The variations in response time (here defined by the midpoint of the response curve) emphasize differences between cell types with respect to both force generation and drug-response properties. Dermal fibroblasts exerted the greatest forces and had the slowest drug response times (or greater resistance). HBE bronchial epithelial cells, an EBV-transformed ‘normal’ cell line, had similarly-slow cytoskeletal depolymerising times but exerted the lowest forces overall. Conversely, the lung epithelial tumor cells, A549, exerted low forces but had the fastest depolymerisation drug response. For all 3 cell types, the measured force levels were comparable to those reported for other studies of forces at a whole-cell level, where fibroblasts exert forces within the range 500–5000 nN and epithelial tumor cells 300–750 nN). Although we have only studied 3 cell types, the results for A549 cells in comparison with the transformed bronchial epithelial cells are compatible with the concept that changes in biomechanical properties can occur during tumorigenesis.

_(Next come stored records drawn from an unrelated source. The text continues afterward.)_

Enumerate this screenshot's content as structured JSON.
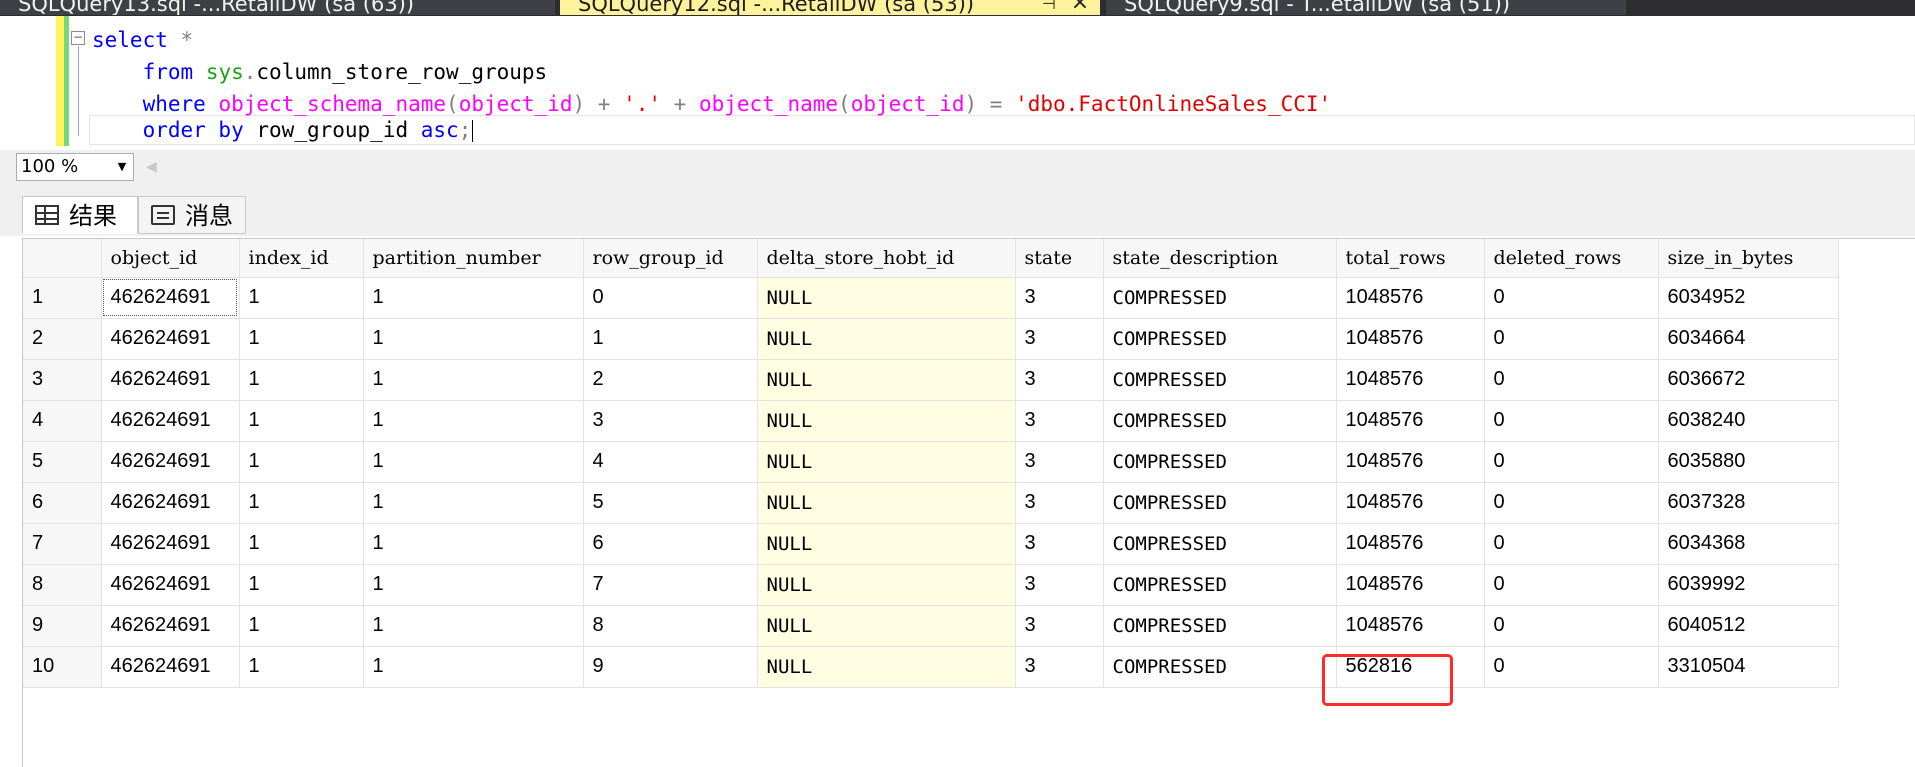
{
  "tabs": [
    {
      "label": "SQLQuery13.sql -...RetailDW (sa (63))",
      "active": false
    },
    {
      "label": "SQLQuery12.sql -...RetailDW (sa (53))",
      "active": true
    },
    {
      "label": "SQLQuery9.sql - T...etailDW (sa (51))",
      "active": false
    }
  ],
  "editor": {
    "line1": {
      "select": "select",
      "star": " *"
    },
    "line2": {
      "from": "from",
      "sys": "sys",
      "dot": ".",
      "table": "column_store_row_groups"
    },
    "line3": {
      "where": "where",
      "fn1": "object_schema_name",
      "arg1_open": "(",
      "arg1": "object_id",
      "arg1_close": ")",
      "plus1": " + ",
      "dot_str": "'.'",
      "plus2": " + ",
      "fn2": "object_name",
      "arg2_open": "(",
      "arg2": "object_id",
      "arg2_close": ")",
      "eq": " = ",
      "value": "'dbo.FactOnlineSales_CCI'"
    },
    "line4": {
      "order_by": "order by",
      "column": "row_group_id",
      "asc": "asc",
      "semicolon": ";"
    }
  },
  "zoom": {
    "value": "100 %"
  },
  "result_tabs": [
    {
      "label": "结果",
      "icon": "grid-icon",
      "active": true
    },
    {
      "label": "消息",
      "icon": "message-icon",
      "active": false
    }
  ],
  "grid": {
    "columns": [
      "object_id",
      "index_id",
      "partition_number",
      "row_group_id",
      "delta_store_hobt_id",
      "state",
      "state_description",
      "total_rows",
      "deleted_rows",
      "size_in_bytes"
    ],
    "rows": [
      [
        "1",
        "462624691",
        "1",
        "1",
        "0",
        "NULL",
        "3",
        "COMPRESSED",
        "1048576",
        "0",
        "6034952"
      ],
      [
        "2",
        "462624691",
        "1",
        "1",
        "1",
        "NULL",
        "3",
        "COMPRESSED",
        "1048576",
        "0",
        "6034664"
      ],
      [
        "3",
        "462624691",
        "1",
        "1",
        "2",
        "NULL",
        "3",
        "COMPRESSED",
        "1048576",
        "0",
        "6036672"
      ],
      [
        "4",
        "462624691",
        "1",
        "1",
        "3",
        "NULL",
        "3",
        "COMPRESSED",
        "1048576",
        "0",
        "6038240"
      ],
      [
        "5",
        "462624691",
        "1",
        "1",
        "4",
        "NULL",
        "3",
        "COMPRESSED",
        "1048576",
        "0",
        "6035880"
      ],
      [
        "6",
        "462624691",
        "1",
        "1",
        "5",
        "NULL",
        "3",
        "COMPRESSED",
        "1048576",
        "0",
        "6037328"
      ],
      [
        "7",
        "462624691",
        "1",
        "1",
        "6",
        "NULL",
        "3",
        "COMPRESSED",
        "1048576",
        "0",
        "6034368"
      ],
      [
        "8",
        "462624691",
        "1",
        "1",
        "7",
        "NULL",
        "3",
        "COMPRESSED",
        "1048576",
        "0",
        "6039992"
      ],
      [
        "9",
        "462624691",
        "1",
        "1",
        "8",
        "NULL",
        "3",
        "COMPRESSED",
        "1048576",
        "0",
        "6040512"
      ],
      [
        "10",
        "462624691",
        "1",
        "1",
        "9",
        "NULL",
        "3",
        "COMPRESSED",
        "562816",
        "0",
        "3310504"
      ]
    ]
  },
  "colors": {
    "highlight_box": "#ff2a2a",
    "null_cell_bg": "#fffde2",
    "active_tab_bg": "#fff29d"
  }
}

Forces exerted across the gap sensor will be dependent on the number of contact or adhesion points on each side and, therefore, represent traction forces in a linear dimension constrained with respect to distribution of adhesion points between the 2 device tips. Device or substrate geometry and adhesiveness may also influence cytoskeletal networks and capacity for force generation. Experiments with micropillar devices have shown that traction forces increase linearly with micropillar stiffness, but there is likely to be a limit at which adhesion breaks down; therefore, cells may have feedback mechanisms to maintain substrate contact by limiting force generation at individual contact points. As the number of adhesion points each side of the gap may vary as a result of movements of the cell during the one-hour measurement time, this may be a source of the time-dependent (non-random) variation in steady-state force levels seen in some of the experiments. Variation in the number of adhesion points may also be a factor underlying the variation in force generation between cell types. Furthermore, if force generation is regulated by feedback mechanisms from adhesion points, forces will also vary according to the nature of the substrate or cell-substrate interactions.

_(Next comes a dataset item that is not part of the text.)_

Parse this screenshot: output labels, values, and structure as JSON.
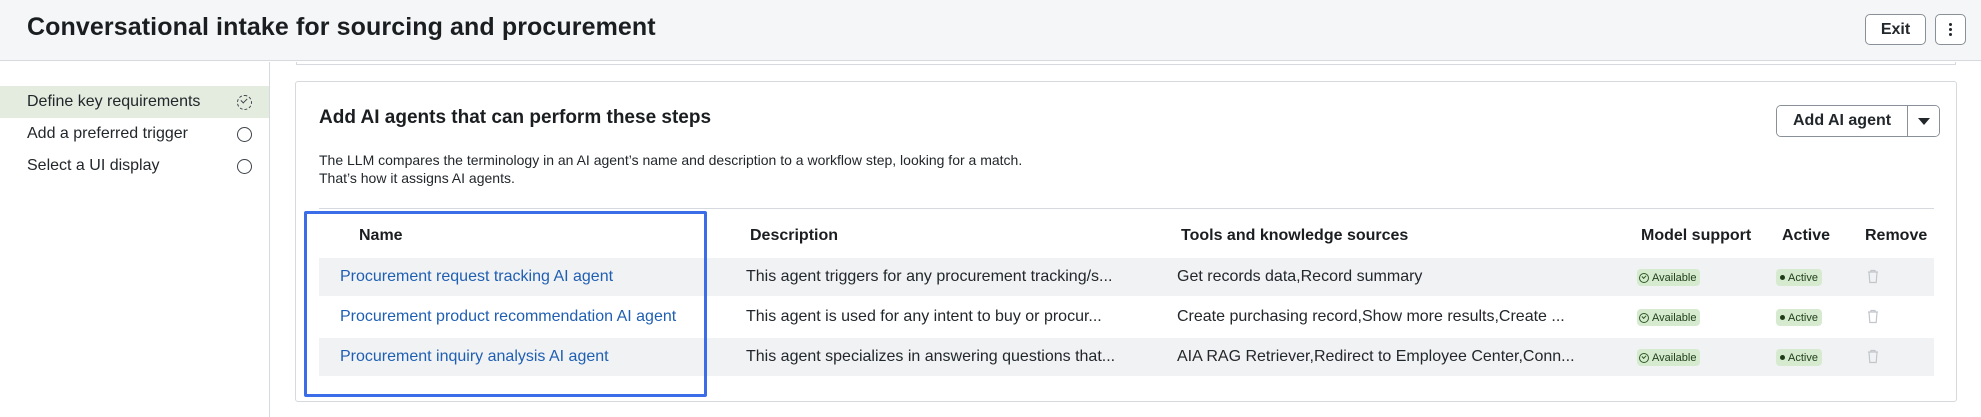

Variation between cell types in the capacity to generate mono-axial force and sensitivity to actin and microtubule depolymerising drugs may be due to cell-type specific differences in actin cytoskeletal organization and abundance, and to differences in cell size and shape. The data from this study indicate that force generation capacity and sensitivity to cytoskeletal disruption are separable cellular characteristics. Given the variability between cells with respect to these properties, force measurements might be utilised as a tool for investigating cytoskeletal integrity and drug sensitivity in a range of diseases, particularly cancer and diseases resulting from mutations in cytoskeletal components. With the different approaches available, it is important to consider whether mono-axial traction, as measured here, or multiaxial traction as measured by various bead or micropillar devices is the most appropriate tool. The device used here has the potential to be redesigned to deliver individual cells to an array of measuring channels. Perhaps the biggest challenge is to obtain sufficient measurement resolution and this study provides proof of principle for interferometry-based measurement which has good sensitivity and force resolution. To develop this approach into a practical low-cost research or high-throughput device is likely to require integration of a fiber optic interferometric platform with a multichannel culture device.

Conclusion

The magnitude of uniaxial cell forces detected with this sensor design varied according to cell type and were dependent on cytoskeletal integrity. The response time for drug-induced cytoskeletal disruption also varied between cell types. These results provide proof of principle for a design of force-measurement sensor based on optical interferometry, an approach that can be used to study cytoskeletal dynamics in real time.